The sport is coming under considerable pressure right now as regards ball-tampering and match-fixing. A lot of money is spent of cricket betting, and anything that influences results is not just bad for the game’s reputation but can also be seen as interfering with and defrauding anyone placing bets on the outcome or the components of games.

The infamous video of Australian Cameron Bancroft trying to hide s a piece of sandpaper in his cricket pants in the match against South Africa in March was undeniable. It has led to Steve Smith and David Warner (the architects) being suspended for 12 months and Bancroft for nine.
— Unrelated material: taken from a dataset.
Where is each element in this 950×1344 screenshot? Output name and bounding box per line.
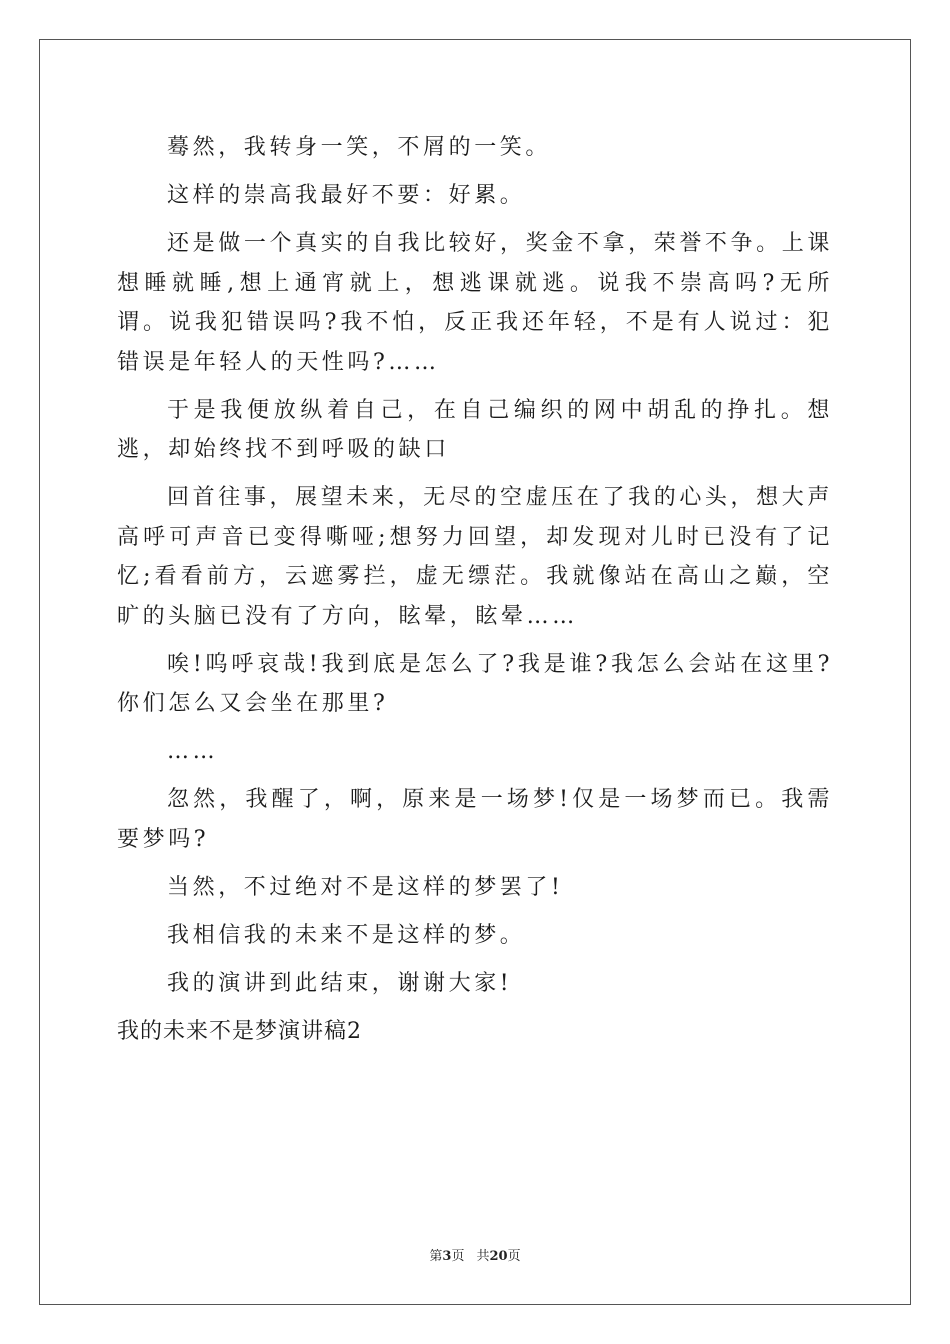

It hasn’t stopped there though. A 145-page report digging further into the wrongdoings of Cricket Australia (which has been branded arrogant and dictatorial) is damning. The incidents have led to Australian team coach, Darren Lehmann, resigning and the departure of Chief Exec James Sutherland leaving. It is also said that Pat Howard, the team performance boss will also soon be departing.

Unfortunately, Cricket Australia are not the only ones under the microscope. Allegations have also been made by Al Jazeera. They are saying that between the years 2011 and 2012, 15 international cricket matches were on the receiving end of 26-spot-fixing scams.

This is part of an ongoing investigation, whereby Interpol have now been called in. The claims include allegations that a small band of England cricketers have also been involved in seven of 26 fixing incidents.

The investigation, which has been christened The Munawar Files,” states that of the 15 matches cited, England batted to instruction in seven, Australia in five, and Pakistan in three. A match between Sri-Lanka and Zimbabwe is also under investigation.

While Cricket Australia has already taken certain steps, with various members of staff leaving as described earlier, the England and Wales Cricket Board (ECB) are refuting the claims until corroboration of the allegations is made available.

But one of the most damning claims as far ECB is concerned, is that the ICC, who commissioned the investigation, maintain that the cricket fixing under investigation began here in England some three decades ago.

Whatever the outcome of the ongoing investigation, the sooner the results are available, and the appropriate cricket authorities take action, the better. Only then can people begin to get their faith back in the sport’s integrity.